La mode crée ses musées, et les musées incluent la mode. Laurence Benaïm faisait dialoguer au Centre Pompidou l’an dernier les œuvres de Chanel, Iris Van Herpen ou Martin Margiela avec celles de Francis Picabia, Marc Chagall ou Théodore Géricault. Le Louvre, temple absolu du rayonnement de la culture française et internationale depuis Paris présente son exposition « Louvre Couture » en parsemant consciencieusement des objets de mode parmi ses objets d’art. Et ces rencontres permettent d’attirer un public beaucoup plus jeune. Via les réseaux sociaux, nous mettons en scène notre quotidien et donc notre rapport à l’art. « On performe notre intellect, en partageant les expositions qu’on a vu, les livres qu’on lit, les films qu’on voit. Nous sommes dans la transparence de notre propre capital culturel et nous ne sommes qu’au début de cette transformation. » Tout le phénomène d’instagrammisation de notre quotidien permet de concerner des cibles plus connectées et statistiquement plus jeunes pour qui les objets de luxe sont des objets de désir de plus en plus tôt.
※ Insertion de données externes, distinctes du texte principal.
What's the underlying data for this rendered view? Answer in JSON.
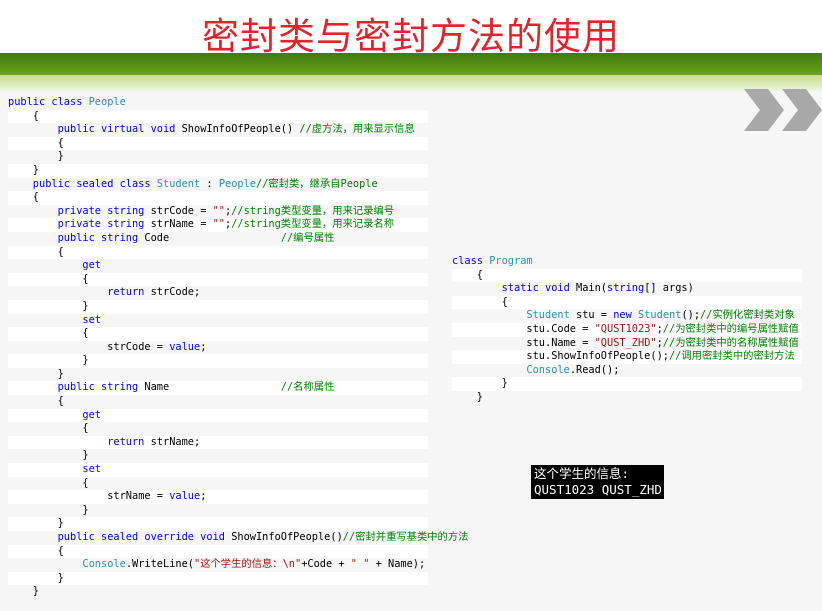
{
  "slide": {
    "title": "密封类与密封方法的使用"
  },
  "colors": {
    "title": "#e0242a",
    "keyword": "#0000ff",
    "type": "#2b91af",
    "string": "#a31515",
    "comment": "#008000",
    "band": "#5a9416"
  },
  "icons": [
    "chevron-right-icon",
    "chevron-right-icon"
  ],
  "code_left": [
    [
      {
        "t": "public class ",
        "c": "k"
      },
      {
        "t": "People",
        "c": "t"
      }
    ],
    [
      {
        "t": "    {"
      }
    ],
    [
      {
        "t": "        public virtual void ",
        "c": "k"
      },
      {
        "t": "ShowInfoOfPeople() "
      },
      {
        "t": "//虚方法，用来显示信息",
        "c": "c"
      }
    ],
    [
      {
        "t": "        {"
      }
    ],
    [
      {
        "t": "        }"
      }
    ],
    [
      {
        "t": "    }"
      }
    ],
    [
      {
        "t": "    public sealed class ",
        "c": "k"
      },
      {
        "t": "Student",
        "c": "t"
      },
      {
        "t": " : "
      },
      {
        "t": "People",
        "c": "t"
      },
      {
        "t": "//密封类，继承自People",
        "c": "c"
      }
    ],
    [
      {
        "t": "    {"
      }
    ],
    [
      {
        "t": "        private string ",
        "c": "k"
      },
      {
        "t": "strCode = "
      },
      {
        "t": "\"\"",
        "c": "s"
      },
      {
        "t": ";"
      },
      {
        "t": "//string类型变量，用来记录编号",
        "c": "c"
      }
    ],
    [
      {
        "t": "        private string ",
        "c": "k"
      },
      {
        "t": "strName = "
      },
      {
        "t": "\"\"",
        "c": "s"
      },
      {
        "t": ";"
      },
      {
        "t": "//string类型变量，用来记录名称",
        "c": "c"
      }
    ],
    [
      {
        "t": "        public string ",
        "c": "k"
      },
      {
        "t": "Code                  "
      },
      {
        "t": "//编号属性",
        "c": "c"
      }
    ],
    [
      {
        "t": "        {"
      }
    ],
    [
      {
        "t": "            get",
        "c": "k"
      }
    ],
    [
      {
        "t": "            {"
      }
    ],
    [
      {
        "t": "                return ",
        "c": "k"
      },
      {
        "t": "strCode;"
      }
    ],
    [
      {
        "t": "            }"
      }
    ],
    [
      {
        "t": "            set",
        "c": "k"
      }
    ],
    [
      {
        "t": "            {"
      }
    ],
    [
      {
        "t": "                "
      },
      {
        "t": "strCode = "
      },
      {
        "t": "value",
        "c": "k"
      },
      {
        "t": ";"
      }
    ],
    [
      {
        "t": "            }"
      }
    ],
    [
      {
        "t": "        }"
      }
    ],
    [
      {
        "t": "        public string ",
        "c": "k"
      },
      {
        "t": "Name                  "
      },
      {
        "t": "//名称属性",
        "c": "c"
      }
    ],
    [
      {
        "t": "        {"
      }
    ],
    [
      {
        "t": "            get",
        "c": "k"
      }
    ],
    [
      {
        "t": "            {"
      }
    ],
    [
      {
        "t": "                return ",
        "c": "k"
      },
      {
        "t": "strName;"
      }
    ],
    [
      {
        "t": "            }"
      }
    ],
    [
      {
        "t": "            set",
        "c": "k"
      }
    ],
    [
      {
        "t": "            {"
      }
    ],
    [
      {
        "t": "                "
      },
      {
        "t": "strName = "
      },
      {
        "t": "value",
        "c": "k"
      },
      {
        "t": ";"
      }
    ],
    [
      {
        "t": "            }"
      }
    ],
    [
      {
        "t": "        }"
      }
    ],
    [
      {
        "t": "        public sealed override void ",
        "c": "k"
      },
      {
        "t": "ShowInfoOfPeople()"
      },
      {
        "t": "//密封并重写基类中的方法",
        "c": "c"
      }
    ],
    [
      {
        "t": "        {"
      }
    ],
    [
      {
        "t": "            "
      },
      {
        "t": "Console",
        "c": "t"
      },
      {
        "t": ".WriteLine("
      },
      {
        "t": "\"这个学生的信息：\\n\"",
        "c": "s"
      },
      {
        "t": "+Code + "
      },
      {
        "t": "\" \"",
        "c": "s"
      },
      {
        "t": " + Name);"
      }
    ],
    [
      {
        "t": "        }"
      }
    ],
    [
      {
        "t": "    }"
      }
    ]
  ],
  "code_right": [
    [
      {
        "t": "class ",
        "c": "k"
      },
      {
        "t": "Program",
        "c": "t"
      }
    ],
    [
      {
        "t": "    {"
      }
    ],
    [
      {
        "t": "        static void ",
        "c": "k"
      },
      {
        "t": "Main("
      },
      {
        "t": "string",
        "c": "k"
      },
      {
        "t": "[] args)"
      }
    ],
    [
      {
        "t": "        {"
      }
    ],
    [
      {
        "t": "            "
      },
      {
        "t": "Student",
        "c": "t"
      },
      {
        "t": " stu = "
      },
      {
        "t": "new ",
        "c": "k"
      },
      {
        "t": "Student",
        "c": "t"
      },
      {
        "t": "();"
      },
      {
        "t": "//实例化密封类对象",
        "c": "c"
      }
    ],
    [
      {
        "t": "            stu.Code = "
      },
      {
        "t": "\"QUST1023\"",
        "c": "s"
      },
      {
        "t": ";"
      },
      {
        "t": "//为密封类中的编号属性赋值",
        "c": "c"
      }
    ],
    [
      {
        "t": "            stu.Name = "
      },
      {
        "t": "\"QUST_ZHD\"",
        "c": "s"
      },
      {
        "t": ";"
      },
      {
        "t": "//为密封类中的名称属性赋值",
        "c": "c"
      }
    ],
    [
      {
        "t": "            stu.ShowInfoOfPeople();"
      },
      {
        "t": "//调用密封类中的密封方法",
        "c": "c"
      }
    ],
    [
      {
        "t": "            "
      },
      {
        "t": "Console",
        "c": "t"
      },
      {
        "t": ".Read();"
      }
    ],
    [
      {
        "t": "        }"
      }
    ],
    [
      {
        "t": "    }"
      }
    ]
  ],
  "console_output": {
    "line1": "这个学生的信息:",
    "line2": "QUST1023 QUST_ZHD"
  }
}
La fameuse génération Z, née dès 1997, et la génération Alpha, née dès 2010, « sont actuellement en train de réaliser leurs premiers achats de luxe, à 14 ou 15 ans. Ce n’était pas le cas des générations précédente. On désirait moins ce qu’on ne voyait pas. » Cette extension du luxe dans le domaine de l’art se constate de façon tentaculaire dans d’autres secteurs, dont la gastronomie, l’hôtellerie, le sport : « Le luxe se nourrit de transversalité en s’associant à d’autres secteurs. « Luxe + gastronomie », « luxe + musique », « luxe + Formule 1 » : cela crée des facteurs multiplicateurs d’une puissance folle. »
« Un produit de luxe est un produit qui est vendu à un prix supérieur à sa valeur intrinsèque. Et dans ce prix, évidemment, il y a cette part d’impalpable, de magie, qui est liée à la désirabilité. »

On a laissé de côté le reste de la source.